Extends the base DPDSystem with a feedforward neural network predistorter trained via backpropagation. The indirect learning architecture trains the network to invert the PA, then uses the same network for predistortion.

Parameters:
  • training (bool) – Operating mode. True enables gradient computation for training.

  • config (Config) – Configuration object with RF and OFDM parameters.

  • dpd_memory_depth (int, optional) – Sliding window size for memory effects. Default: 4.

  • dpd_num_filters (int, optional) – Hidden layer width (model capacity). Default: 64.

  • dpd_num_layers_per_block (int, optional) – Dense layers per residual block. Default: 2.

  • dpd_num_res_blocks (int, optional) – Number of residual blocks (network depth). Default: 3.

  • rms_input_dbm (float, optional) – Target RMS power for PA input in dBm. Default: 0.5.

  • pa_sample_rate (float, optional) – PA operating sample rate in Hz. Default: 122.88 MHz.

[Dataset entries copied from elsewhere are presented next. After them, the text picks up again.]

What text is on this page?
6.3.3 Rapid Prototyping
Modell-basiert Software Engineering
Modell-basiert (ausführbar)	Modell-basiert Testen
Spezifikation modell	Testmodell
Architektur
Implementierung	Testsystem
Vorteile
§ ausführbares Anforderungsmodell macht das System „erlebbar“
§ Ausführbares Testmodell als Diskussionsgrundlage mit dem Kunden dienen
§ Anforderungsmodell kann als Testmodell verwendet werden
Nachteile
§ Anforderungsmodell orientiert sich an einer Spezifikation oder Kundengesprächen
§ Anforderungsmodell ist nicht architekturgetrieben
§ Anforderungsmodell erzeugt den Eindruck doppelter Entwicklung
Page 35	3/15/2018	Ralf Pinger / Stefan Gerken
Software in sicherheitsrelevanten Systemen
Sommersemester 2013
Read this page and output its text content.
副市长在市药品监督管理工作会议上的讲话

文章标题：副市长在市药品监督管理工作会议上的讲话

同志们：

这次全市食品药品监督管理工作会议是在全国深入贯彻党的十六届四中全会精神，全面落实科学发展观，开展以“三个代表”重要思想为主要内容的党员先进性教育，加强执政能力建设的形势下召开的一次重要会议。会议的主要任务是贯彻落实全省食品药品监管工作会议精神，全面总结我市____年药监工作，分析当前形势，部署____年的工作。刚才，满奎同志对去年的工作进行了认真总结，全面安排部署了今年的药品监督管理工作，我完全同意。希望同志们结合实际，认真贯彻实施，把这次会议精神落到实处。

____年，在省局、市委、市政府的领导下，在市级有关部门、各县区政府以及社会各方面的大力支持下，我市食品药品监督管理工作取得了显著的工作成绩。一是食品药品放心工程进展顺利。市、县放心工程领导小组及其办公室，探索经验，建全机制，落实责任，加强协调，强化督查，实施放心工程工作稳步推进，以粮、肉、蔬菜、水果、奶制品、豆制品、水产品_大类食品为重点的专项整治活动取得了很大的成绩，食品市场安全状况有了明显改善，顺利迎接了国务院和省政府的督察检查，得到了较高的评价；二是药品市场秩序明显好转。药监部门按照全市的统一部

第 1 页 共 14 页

  • **kwargs – Additional keyword arguments passed to base DPDSystem.

dpd

The neural network predistorter layer.

Type:

NeuralNetworkDPD

Notes

Why Normalize Inputs for NN-DPD?

Normalizing to unit power:

  • Keeps activations in a well-behaved range

  • Ensures consistent gradient magnitudes

  • Makes hyperparameters (learning rate) transferable across power levels

The scale factor is saved and reapplied after predistortion.

Loss Scaling:

The MSE loss is scaled by 1000 for better monitoring. Raw MSE values for normalized signals are typically very small (1e-4 to 1e-6), making progress hard to track. Scaling doesn’t affect optimization (just scales gradients uniformly).

Gradient Flow:

During training, gradients flow only through the postdistorter path. The predistorter output u is treated as a fixed target via tf.stop_gradient(). This is the standard indirect learning setup.

miscellaneous:

  • estimate_pa_gain() must be called before training

  • For training, use with tf.GradientTape to compute gradients

  • Training forward returns scalar loss

  • Inference forward returns dict with PA outputs

Example

>>> config = Config()
>>> system = NN_DPDSystem(training=True, config=config)
>>> system.estimate_pa_gain()
>>>
>>> optimizer = tf.keras.optimizers.Adam(learning_rate=1e-3)
>>> for step in range(1000):
...     with tf.GradientTape() as tape:
...         loss = system(batch_size=16)
...     grads = tape.gradient(loss, system.trainable_variables)
...     optimizer.apply_gradients(zip(grads, system.trainable_variables))

See also

LS_DPDSystem

Least-squares DPD with closed-form training.

NeuralNetworkDPD

The underlying neural network layer.